Documentaries are somewhat predictable and often transparent in composition. This one is no exception. However, it is really fun to hear stories about Evel Knievel and his fantastical daredevil stunts. The man carries controversy with him and the movie doesn’t shy away from telling us about it. He was a very rich guy, according to the story, and lost it all. However, I can tell that the movie was trying its hardest to not make Evel out to be a flash in the pan or a wacko. The whole thing was very factual and respectful to Evel, even though he was pretty much a jerk to a lot people during his life.
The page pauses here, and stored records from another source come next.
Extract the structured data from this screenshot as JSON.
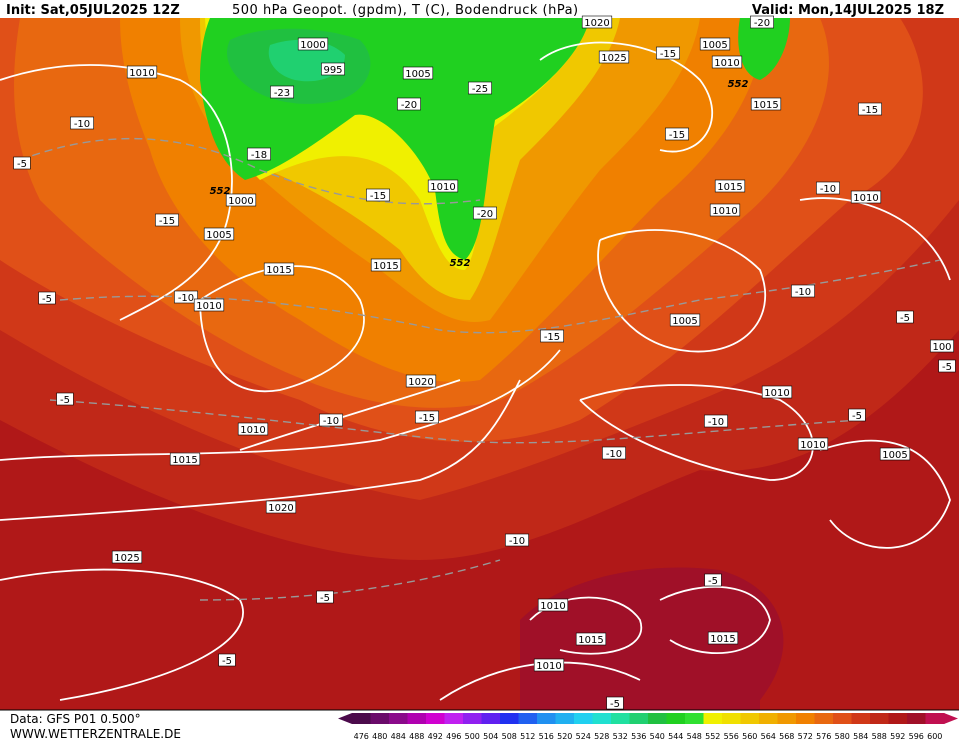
{
  "header": {
    "init": "Init: Sat,05JUL2025 12Z",
    "title": "500 hPa Geopot. (gpdm), T (C), Bodendruck (hPa)",
    "valid": "Valid: Mon,14JUL2025 18Z"
  },
  "footer": {
    "source": "Data: GFS P01 0.500°",
    "website": "WWW.WETTERZENTRALE.DE"
  },
  "colorbar": {
    "ticks": [
      476,
      480,
      484,
      488,
      492,
      496,
      500,
      504,
      508,
      512,
      516,
      520,
      524,
      528,
      532,
      536,
      540,
      544,
      548,
      552,
      556,
      560,
      564,
      568,
      572,
      576,
      580,
      584,
      588,
      592,
      596,
      600
    ],
    "colors": [
      "#4b0a4b",
      "#6a0a6a",
      "#8a0a8a",
      "#b000b0",
      "#d000d0",
      "#c020f0",
      "#9020f0",
      "#6020f0",
      "#2030f0",
      "#2060f0",
      "#2090f0",
      "#20b0f0",
      "#20d0f0",
      "#20e0d0",
      "#20e0a0",
      "#20d070",
      "#20c040",
      "#20d020",
      "#30e030",
      "#f0f000",
      "#f0e000",
      "#f0c800",
      "#f0b000",
      "#f09800",
      "#f08000",
      "#e86810",
      "#e05018",
      "#d03818",
      "#c02818",
      "#b01818",
      "#a01028",
      "#c01050"
    ]
  },
  "map_labels": [
    "1010",
    "1000",
    "995",
    "1005",
    "-25",
    "-20",
    "-23",
    "-18",
    "552",
    "1000",
    "1005",
    "-15",
    "-10",
    "-5",
    "-15",
    "1010",
    "-20",
    "552",
    "1015",
    "1015",
    "-10",
    "1010",
    "-5",
    "-5",
    "1010",
    "1015",
    "-10",
    "1020",
    "-15",
    "-15",
    "1020",
    "1025",
    "-15",
    "1005",
    "-20",
    "1010",
    "552",
    "1015",
    "-15",
    "-15",
    "1015",
    "-10",
    "1010",
    "1010",
    "-10",
    "1005",
    "-5",
    "100",
    "-5",
    "1010",
    "-10",
    "-5",
    "1010",
    "-10",
    "1005",
    "1020",
    "-10",
    "1025",
    "-5",
    "-5",
    "1010",
    "1015",
    "1015",
    "-5",
    "1010",
    "-5"
  ]
}
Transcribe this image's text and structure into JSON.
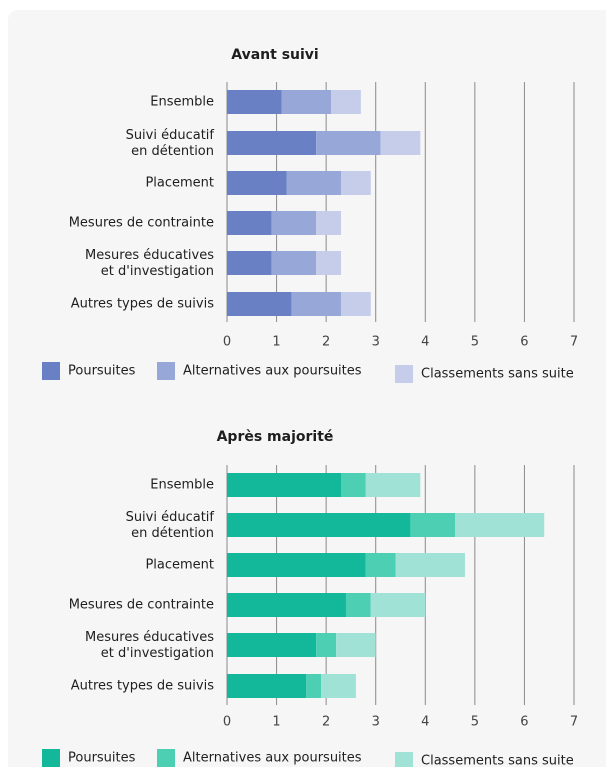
{
  "chart_data": [
    {
      "type": "barh",
      "title": "Avant suivi",
      "categories": [
        "Ensemble",
        "Suivi éducatif\nen détention",
        "Placement",
        "Mesures de contrainte",
        "Mesures éducatives\net d'investigation",
        "Autres types de suivis"
      ],
      "series": [
        {
          "name": "Poursuites",
          "color": "#6a80c4",
          "values": [
            1.1,
            1.8,
            1.2,
            0.9,
            0.9,
            1.3
          ]
        },
        {
          "name": "Alternatives aux poursuites",
          "color": "#97a8d8",
          "values": [
            1.0,
            1.3,
            1.1,
            0.9,
            0.9,
            1.0
          ]
        },
        {
          "name": "Classements sans suite",
          "color": "#c5cdea",
          "values": [
            0.6,
            0.8,
            0.6,
            0.5,
            0.5,
            0.6
          ]
        }
      ],
      "xlim": [
        0,
        7
      ],
      "xticks": [
        0,
        1,
        2,
        3,
        4,
        5,
        6,
        7
      ],
      "grid": true
    },
    {
      "type": "barh",
      "title": "Après majorité",
      "categories": [
        "Ensemble",
        "Suivi éducatif\nen détention",
        "Placement",
        "Mesures de contrainte",
        "Mesures éducatives\net d'investigation",
        "Autres types de suivis"
      ],
      "series": [
        {
          "name": "Poursuites",
          "color": "#12b899",
          "values": [
            2.3,
            3.7,
            2.8,
            2.4,
            1.8,
            1.6
          ]
        },
        {
          "name": "Alternatives aux poursuites",
          "color": "#4dcfb4",
          "values": [
            0.5,
            0.9,
            0.6,
            0.5,
            0.4,
            0.3
          ]
        },
        {
          "name": "Classements sans suite",
          "color": "#a0e2d5",
          "values": [
            1.1,
            1.8,
            1.4,
            1.1,
            0.8,
            0.7
          ]
        }
      ],
      "xlim": [
        0,
        7
      ],
      "xticks": [
        0,
        1,
        2,
        3,
        4,
        5,
        6,
        7
      ],
      "grid": true
    }
  ]
}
Evel was arrogant. He was a showman. He was a lady’s man too. The documentary deals with all of that. It focuses on one incident where he used an aluminum baseball bat to beat a man unconscious who wrote a biography about him. Evel didn’t like the book, so he broke his wrists. Is this guy in the mafia? So Evel is sent to jail, but he treats it like a vacation. He rents a limo to take himself to his job on “work release”. He hires other limos to take his fellow prisoners to their jobs too. The media had a field day with that.
I think it was really the endorsements and the toy contracts that made Evel a rich man. After he beat somebody to a pulp and went to prison, the toy company canceled his contract and he lost everything. The last half of the movie deals with the later years of his life and the “philosophical” Evel Knievel.
In all, I liked this documentary. It was pretty straightforward and the actual clips of Evel himself added to the authentic feel of the movie. The man was in the media A LOT, so there is quite a few clips and interviews to show.
It felt like they were really telling the life story of Evel Knievel. It didn’t feel fake or embellished, although there is obviously a conscious choice by the producers to paint Evel as a hero and pioneer in extreme sports. I’m okay with that. It was worth a couple of bucks to see this documentary, at least for the footage of Evel himself and his attempted jump over Snake Canyon. After watching it, I guess I buy into the legend too. Evel Knievel was one of a kind.